The workshop is being held for the benefit of domestic workers, women who are employed in households. The group of participants are composed of women that work as nannies, domestic helpers, caregivers for the elderly, cleaners, tutors, cooks, and other women performing domestic work, who are also members of the Domestic and Care Workers’ Union. In Georgia, domestic work is informal and unprotected. These workers do not have access to labor rights, healthcare, social protection or pension savings; most importantly, their experience of continuous, uninterrupted work leaves them with no time for rest, recovery and socialization. The workshop is an attempt to resist this difficult reality by engaging in artmaking, study and the shared joy of creation.
The workshop guides participants through a range of printmaking techniques — frottage, linocut, and intaglio — situating each method within a broader inquiry into how images have been made, circulated, and understood across time. Participants explore not only the mechanics of each medium but the ideas embedded within them: questions of labor, material, authorship, and the relationship between skill and expression.
Among the techniques at the workshop's center is linocut, a form of relief printing that emerged in the early twentieth century as an evolution of woodcut. Linoleum's softer surface makes it more yielding to the carver's hand, offering an accessible yet expressive entry point into image production. Though some early critics dismissed the material as insufficiently refined, artists including Pablo Picasso and Henri Matisse recognized its capacity for bold, graphic work — and their engagement helped establish it firmly within the sphere of fine art. That history is not incidental to this workshop.

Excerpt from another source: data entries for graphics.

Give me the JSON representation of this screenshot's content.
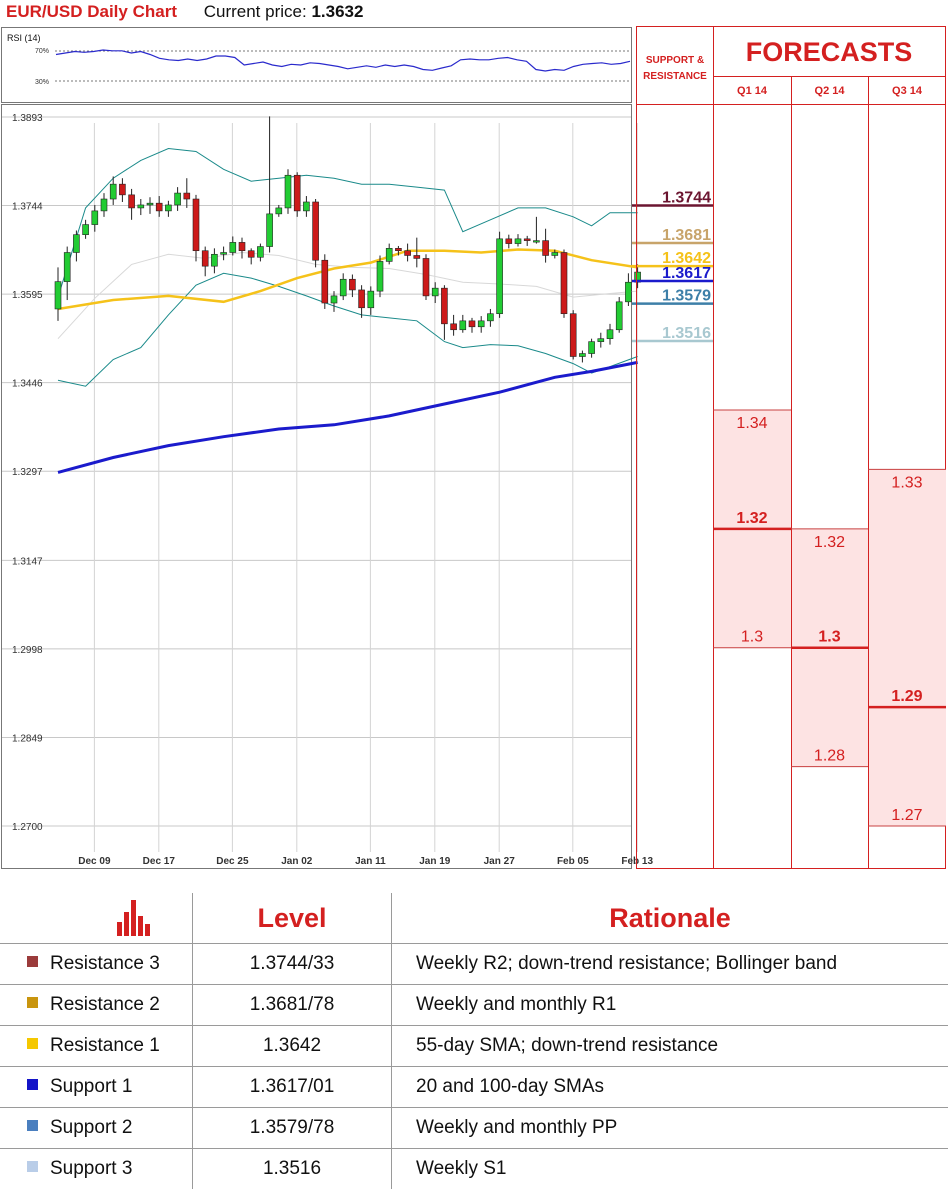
{
  "header": {
    "title": "EUR/USD Daily Chart",
    "price_label": "Current price:",
    "price_value": "1.3632"
  },
  "rsi": {
    "label": "RSI (14)",
    "level_high": "70%",
    "level_low": "30%",
    "values": [
      62,
      64,
      66,
      65,
      66,
      68,
      67,
      67,
      64,
      66,
      62,
      57,
      55,
      54,
      56,
      54,
      56,
      60,
      60,
      58,
      48,
      50,
      52,
      48,
      46,
      49,
      48,
      51,
      50,
      48,
      46,
      43,
      45,
      47,
      45,
      48,
      46,
      48,
      46,
      42,
      41,
      44,
      47,
      55,
      56,
      55,
      55,
      57,
      58,
      55,
      53,
      42,
      40,
      42,
      41,
      46,
      49,
      50,
      51,
      49,
      50,
      53
    ]
  },
  "support_resistance_header": [
    "SUPPORT &",
    "RESISTANCE"
  ],
  "forecasts_title": "FORECASTS",
  "colors": {
    "brand_red": "#d42020",
    "candle_up": "#22cc33",
    "candle_down": "#cc1a1a",
    "sma_100": "#1b1bcc",
    "sma_55": "#f5c21a",
    "bollinger": "#1a8a8a",
    "forecast_fill": "#fde3e3"
  },
  "chart_data": {
    "type": "candlestick",
    "title": "EUR/USD Daily Chart",
    "y_ticks": [
      "1.3893",
      "1.3744",
      "1.3595",
      "1.3446",
      "1.3297",
      "1.3147",
      "1.2998",
      "1.2849",
      "1.2700"
    ],
    "ylim": [
      1.27,
      1.3893
    ],
    "x_ticks": [
      "Dec 09",
      "Dec 17",
      "Dec 25",
      "Jan 02",
      "Jan 11",
      "Jan 19",
      "Jan 27",
      "Feb 05",
      "Feb 13"
    ],
    "x_tick_index": [
      2,
      9,
      17,
      24,
      32,
      39,
      46,
      54,
      61
    ],
    "x_count": 64,
    "candles": [
      [
        1.357,
        1.3616,
        1.355,
        1.364
      ],
      [
        1.3616,
        1.3665,
        1.3585,
        1.3675
      ],
      [
        1.3665,
        1.3695,
        1.365,
        1.3702
      ],
      [
        1.3695,
        1.3712,
        1.3688,
        1.372
      ],
      [
        1.3712,
        1.3735,
        1.37,
        1.3745
      ],
      [
        1.3735,
        1.3755,
        1.3725,
        1.3765
      ],
      [
        1.3755,
        1.378,
        1.3745,
        1.3793
      ],
      [
        1.378,
        1.3762,
        1.375,
        1.379
      ],
      [
        1.3762,
        1.374,
        1.372,
        1.3772
      ],
      [
        1.374,
        1.3745,
        1.3728,
        1.3755
      ],
      [
        1.3745,
        1.3748,
        1.373,
        1.3758
      ],
      [
        1.3748,
        1.3735,
        1.3725,
        1.376
      ],
      [
        1.3735,
        1.3745,
        1.3725,
        1.3752
      ],
      [
        1.3745,
        1.3765,
        1.3735,
        1.3775
      ],
      [
        1.3765,
        1.3755,
        1.374,
        1.379
      ],
      [
        1.3755,
        1.3668,
        1.365,
        1.3762
      ],
      [
        1.3668,
        1.3642,
        1.3625,
        1.3675
      ],
      [
        1.3642,
        1.3662,
        1.363,
        1.3672
      ],
      [
        1.3662,
        1.3665,
        1.3652,
        1.3675
      ],
      [
        1.3665,
        1.3682,
        1.366,
        1.3692
      ],
      [
        1.3682,
        1.3668,
        1.3655,
        1.369
      ],
      [
        1.3668,
        1.3657,
        1.3645,
        1.3672
      ],
      [
        1.3657,
        1.3675,
        1.365,
        1.368
      ],
      [
        1.3675,
        1.373,
        1.3665,
        1.3894
      ],
      [
        1.373,
        1.374,
        1.3725,
        1.3745
      ],
      [
        1.374,
        1.3795,
        1.373,
        1.3805
      ],
      [
        1.3795,
        1.3735,
        1.3725,
        1.38
      ],
      [
        1.3735,
        1.375,
        1.3725,
        1.376
      ],
      [
        1.375,
        1.3652,
        1.364,
        1.3755
      ],
      [
        1.3652,
        1.358,
        1.357,
        1.3662
      ],
      [
        1.358,
        1.3592,
        1.3565,
        1.36
      ],
      [
        1.3592,
        1.362,
        1.3585,
        1.363
      ],
      [
        1.362,
        1.3602,
        1.359,
        1.3628
      ],
      [
        1.3602,
        1.3572,
        1.3555,
        1.361
      ],
      [
        1.3572,
        1.36,
        1.356,
        1.3608
      ],
      [
        1.36,
        1.365,
        1.359,
        1.366
      ],
      [
        1.365,
        1.3672,
        1.3645,
        1.368
      ],
      [
        1.3672,
        1.3668,
        1.366,
        1.3676
      ],
      [
        1.3668,
        1.366,
        1.365,
        1.368
      ],
      [
        1.366,
        1.3655,
        1.364,
        1.369
      ],
      [
        1.3655,
        1.3592,
        1.3585,
        1.3662
      ],
      [
        1.3592,
        1.3605,
        1.358,
        1.3615
      ],
      [
        1.3605,
        1.3545,
        1.3518,
        1.361
      ],
      [
        1.3545,
        1.3535,
        1.3525,
        1.356
      ],
      [
        1.3535,
        1.355,
        1.353,
        1.356
      ],
      [
        1.355,
        1.354,
        1.353,
        1.3555
      ],
      [
        1.354,
        1.355,
        1.353,
        1.3558
      ],
      [
        1.355,
        1.3562,
        1.354,
        1.357
      ],
      [
        1.3562,
        1.3688,
        1.3555,
        1.37
      ],
      [
        1.3688,
        1.368,
        1.3672,
        1.3695
      ],
      [
        1.368,
        1.3688,
        1.3675,
        1.3696
      ],
      [
        1.3688,
        1.3685,
        1.3676,
        1.3693
      ],
      [
        1.3685,
        1.3685,
        1.368,
        1.3725
      ],
      [
        1.3685,
        1.366,
        1.3648,
        1.3705
      ],
      [
        1.366,
        1.3665,
        1.3655,
        1.367
      ],
      [
        1.3665,
        1.3562,
        1.3555,
        1.367
      ],
      [
        1.3562,
        1.349,
        1.3485,
        1.3568
      ],
      [
        1.349,
        1.3495,
        1.348,
        1.35
      ],
      [
        1.3495,
        1.3515,
        1.3488,
        1.352
      ],
      [
        1.3515,
        1.352,
        1.3505,
        1.353
      ],
      [
        1.352,
        1.3535,
        1.351,
        1.3545
      ],
      [
        1.3535,
        1.3582,
        1.353,
        1.359
      ],
      [
        1.3582,
        1.3615,
        1.3575,
        1.363
      ],
      [
        1.3615,
        1.3632,
        1.3605,
        1.3645
      ]
    ],
    "sma_100": [
      [
        0,
        1.3295
      ],
      [
        6,
        1.332
      ],
      [
        12,
        1.334
      ],
      [
        18,
        1.3355
      ],
      [
        24,
        1.3368
      ],
      [
        30,
        1.3375
      ],
      [
        36,
        1.339
      ],
      [
        42,
        1.341
      ],
      [
        48,
        1.343
      ],
      [
        54,
        1.3455
      ],
      [
        58,
        1.3465
      ],
      [
        63,
        1.348
      ]
    ],
    "sma_55": [
      [
        0,
        1.357
      ],
      [
        6,
        1.3585
      ],
      [
        12,
        1.3592
      ],
      [
        18,
        1.3582
      ],
      [
        22,
        1.36
      ],
      [
        26,
        1.3622
      ],
      [
        30,
        1.3638
      ],
      [
        34,
        1.3648
      ],
      [
        38,
        1.3668
      ],
      [
        42,
        1.3668
      ],
      [
        46,
        1.3665
      ],
      [
        50,
        1.367
      ],
      [
        54,
        1.3668
      ],
      [
        58,
        1.3652
      ],
      [
        63,
        1.364
      ]
    ],
    "bollinger_upper": [
      [
        0,
        1.359
      ],
      [
        3,
        1.374
      ],
      [
        6,
        1.379
      ],
      [
        9,
        1.382
      ],
      [
        12,
        1.384
      ],
      [
        15,
        1.3835
      ],
      [
        18,
        1.3805
      ],
      [
        21,
        1.3785
      ],
      [
        24,
        1.379
      ],
      [
        27,
        1.3795
      ],
      [
        30,
        1.379
      ],
      [
        33,
        1.378
      ],
      [
        36,
        1.378
      ],
      [
        39,
        1.3775
      ],
      [
        42,
        1.377
      ],
      [
        44,
        1.37
      ],
      [
        47,
        1.372
      ],
      [
        50,
        1.374
      ],
      [
        53,
        1.374
      ],
      [
        56,
        1.3725
      ],
      [
        58,
        1.371
      ],
      [
        60,
        1.3732
      ],
      [
        63,
        1.3732
      ]
    ],
    "bollinger_lower": [
      [
        0,
        1.345
      ],
      [
        3,
        1.344
      ],
      [
        6,
        1.3485
      ],
      [
        9,
        1.3505
      ],
      [
        12,
        1.356
      ],
      [
        15,
        1.361
      ],
      [
        18,
        1.363
      ],
      [
        21,
        1.3622
      ],
      [
        24,
        1.3608
      ],
      [
        27,
        1.3592
      ],
      [
        30,
        1.3575
      ],
      [
        33,
        1.356
      ],
      [
        36,
        1.3555
      ],
      [
        39,
        1.355
      ],
      [
        42,
        1.3515
      ],
      [
        44,
        1.3505
      ],
      [
        47,
        1.351
      ],
      [
        50,
        1.3508
      ],
      [
        53,
        1.3495
      ],
      [
        56,
        1.3478
      ],
      [
        58,
        1.3462
      ],
      [
        60,
        1.3473
      ],
      [
        63,
        1.349
      ]
    ],
    "bollinger_mid": [
      [
        0,
        1.352
      ],
      [
        4,
        1.3588
      ],
      [
        8,
        1.3645
      ],
      [
        12,
        1.3662
      ],
      [
        16,
        1.3655
      ],
      [
        20,
        1.3665
      ],
      [
        24,
        1.366
      ],
      [
        28,
        1.3645
      ],
      [
        32,
        1.364
      ],
      [
        36,
        1.3638
      ],
      [
        40,
        1.3628
      ],
      [
        44,
        1.3615
      ],
      [
        48,
        1.3612
      ],
      [
        52,
        1.3608
      ],
      [
        56,
        1.359
      ],
      [
        60,
        1.3596
      ],
      [
        63,
        1.36
      ]
    ]
  },
  "sr_levels": [
    {
      "label": "1.3744",
      "value": 1.3744,
      "color": "#6b1530"
    },
    {
      "label": "1.3681",
      "value": 1.3681,
      "color": "#c8a46a"
    },
    {
      "label": "1.3642",
      "value": 1.3642,
      "color": "#f5c21a"
    },
    {
      "label": "1.3617",
      "value": 1.3617,
      "color": "#1b1bcc"
    },
    {
      "label": "1.3579",
      "value": 1.3579,
      "color": "#3d7fa8"
    },
    {
      "label": "1.3516",
      "value": 1.3516,
      "color": "#a8c8d0"
    }
  ],
  "forecast_columns": [
    {
      "label": "Q1 14",
      "levels": [
        {
          "text": "1.34",
          "value": 1.34,
          "bold": false
        },
        {
          "text": "1.32",
          "value": 1.32,
          "bold": true
        },
        {
          "text": "1.3",
          "value": 1.3,
          "bold": false
        }
      ]
    },
    {
      "label": "Q2 14",
      "levels": [
        {
          "text": "1.32",
          "value": 1.32,
          "bold": false
        },
        {
          "text": "1.3",
          "value": 1.3,
          "bold": true
        },
        {
          "text": "1.28",
          "value": 1.28,
          "bold": false
        }
      ]
    },
    {
      "label": "Q3 14",
      "levels": [
        {
          "text": "1.33",
          "value": 1.33,
          "bold": false
        },
        {
          "text": "1.29",
          "value": 1.29,
          "bold": true
        },
        {
          "text": "1.27",
          "value": 1.27,
          "bold": false
        }
      ]
    }
  ],
  "levels_table": {
    "headers": [
      "Level",
      "Rationale"
    ],
    "rows": [
      {
        "name": "Resistance 3",
        "swatch": "#9b3b3b",
        "level": "1.3744/33",
        "rationale": "Weekly R2; down-trend resistance; Bollinger band"
      },
      {
        "name": "Resistance 2",
        "swatch": "#c9950e",
        "level": "1.3681/78",
        "rationale": "Weekly and monthly R1"
      },
      {
        "name": "Resistance 1",
        "swatch": "#f5c800",
        "level": "1.3642",
        "rationale": "55-day SMA; down-trend resistance"
      },
      {
        "name": "Support 1",
        "swatch": "#1414c8",
        "level": "1.3617/01",
        "rationale": "20 and 100-day SMAs"
      },
      {
        "name": "Support 2",
        "swatch": "#4a7fbf",
        "level": "1.3579/78",
        "rationale": "Weekly and monthly PP"
      },
      {
        "name": "Support 3",
        "swatch": "#b9cde8",
        "level": "1.3516",
        "rationale": "Weekly S1"
      }
    ]
  }
}
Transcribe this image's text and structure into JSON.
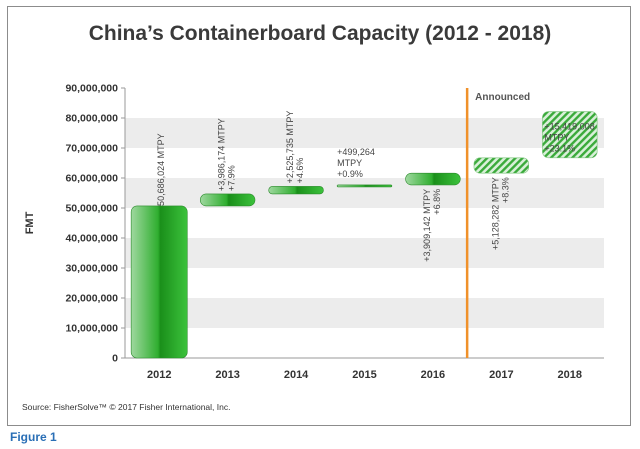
{
  "title": "China’s Containerboard Capacity (2012 - 2018)",
  "source": "Source: FisherSolve™ © 2017 Fisher International, Inc.",
  "figure_caption": "Figure 1",
  "chart_data": {
    "type": "bar",
    "subtype": "waterfall",
    "title": "China’s Containerboard Capacity (2012 - 2018)",
    "xlabel": "",
    "ylabel": "FMT",
    "ylim": [
      0,
      90000000
    ],
    "yticks": [
      "0",
      "10,000,000",
      "20,000,000",
      "30,000,000",
      "40,000,000",
      "50,000,000",
      "60,000,000",
      "70,000,000",
      "80,000,000",
      "90,000,000"
    ],
    "grid": "horizontal bands",
    "categories": [
      "2012",
      "2013",
      "2014",
      "2015",
      "2016",
      "2017",
      "2018"
    ],
    "bars": [
      {
        "category": "2012",
        "start": 0,
        "end": 50686024,
        "label": [
          "50,686,024 MTPY"
        ],
        "style": "solid"
      },
      {
        "category": "2013",
        "start": 50686024,
        "end": 54672198,
        "label": [
          "+3,986,174 MTPY",
          "+7.9%"
        ],
        "style": "solid"
      },
      {
        "category": "2014",
        "start": 54672198,
        "end": 57197933,
        "label": [
          "+2,525,735 MTPY",
          "+4.6%"
        ],
        "style": "solid"
      },
      {
        "category": "2015",
        "start": 57197933,
        "end": 57697197,
        "label": [
          "+499,264",
          "MTPY",
          "+0.9%"
        ],
        "style": "solid"
      },
      {
        "category": "2016",
        "start": 57697197,
        "end": 61606339,
        "label": [
          "+3,909,142 MTPY",
          "+6.8%"
        ],
        "style": "solid"
      },
      {
        "category": "2017",
        "start": 61606339,
        "end": 66734621,
        "label": [
          "+5,128,282 MTPY",
          "+8.3%"
        ],
        "style": "hatched"
      },
      {
        "category": "2018",
        "start": 66734621,
        "end": 82153629,
        "label": [
          "+15,419,008",
          "MTPY",
          "+23.1%"
        ],
        "style": "hatched"
      }
    ],
    "annotation": {
      "text": "Announced",
      "between": [
        "2016",
        "2017"
      ],
      "color": "#f0912a"
    },
    "colors": {
      "bar_dark": "#1f9a1f",
      "bar_light": "#9fd89f",
      "band": "#ececec",
      "divider": "#f0912a"
    }
  }
}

The linocut's journey from overlooked material to celebrated medium mirrors something of the participants' own relationship to labor and cultural recognition.
The works will be exhibited for the first time in Naples (Italy), where the Domestic and Care Workers’ Union will present artworks by migrant domestic workers as part of the Fondazione Campania dei Festival. At the festival, Ina Charkviani, co-founder of the Domestic and Care Workers’ Union, will present handmade works by migrant domestic workers living abroad and will lead a discussion on migrant labor with the participation of migrant domestic workers. Visitors will have the opportunity to encounter messages from people in Georgia engaged in similar forms of labor, expressed through artistic means.